Boyle and her graduate student, Dylan Smith are putting eBird data to use to study grassland birds. Boyle and Smith noticed that few of the Grasshopper Sparrows they were studying were returning to the same breeding area year after year. Instead these birds were moving upwards of 50 miles between breeding seasons, unlike many other songbirds, which frequently return to the same breeding site year after year. Puzzled by what they were seeing, they used raw eBird data and reviewed eBird’s Status and Trends abundance animations to devise research questions to explain why Grasshopper Sparrows would move so much between breeding seasons. “We are finding that Grasshopper Sparrows don’t always return to the same spot each year, and where they end up breeding appears to be driven by the amount of rainfall in the area from the previous year,” says Boyle.

eBird Status and Trends data products provide limitless opportunities to guide research questions, and also inform on-the-ground conservation and policy decisions. The United States Fish and Wildlife Service turned to eBird Status and Trends abundance estimates to define low risk zones for wind energy development.

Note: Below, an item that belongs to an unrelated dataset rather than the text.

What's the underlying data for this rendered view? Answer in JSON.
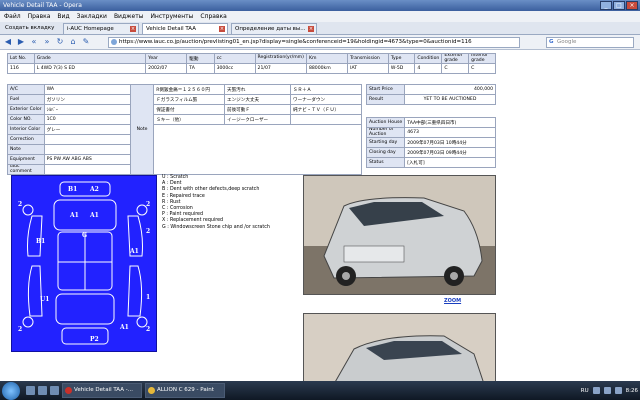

The U.S. Fish and Wildlife Service needed to better understand where Bald Eagles were most likely to be found throughout the year to reduce potential collision risks from wind energy projects. eBird Status and Trends data products provided the most complete and accurate picture to help them inform policy decisions at the federal level.

eBird at its best

Checklists from 311,692 eBirders were used in the new eBird Status and Trends data products. “eBird is the cool part,” says Fink, “it’s a super effective way to collect data across space and time, that would not be possible any other way.” And for eBirders it’s a feeling of elation. “It’s super awesome to know that my observations are in there,” says Foerster.

As eBirders submit more sightings across the globe, the eBird Science team will be able to model movements, distribution, and abundance patterns of more and more species from more and more regions. Thank you for sharing your sightings with eBird—together we are creating a better understanding of birds around the world.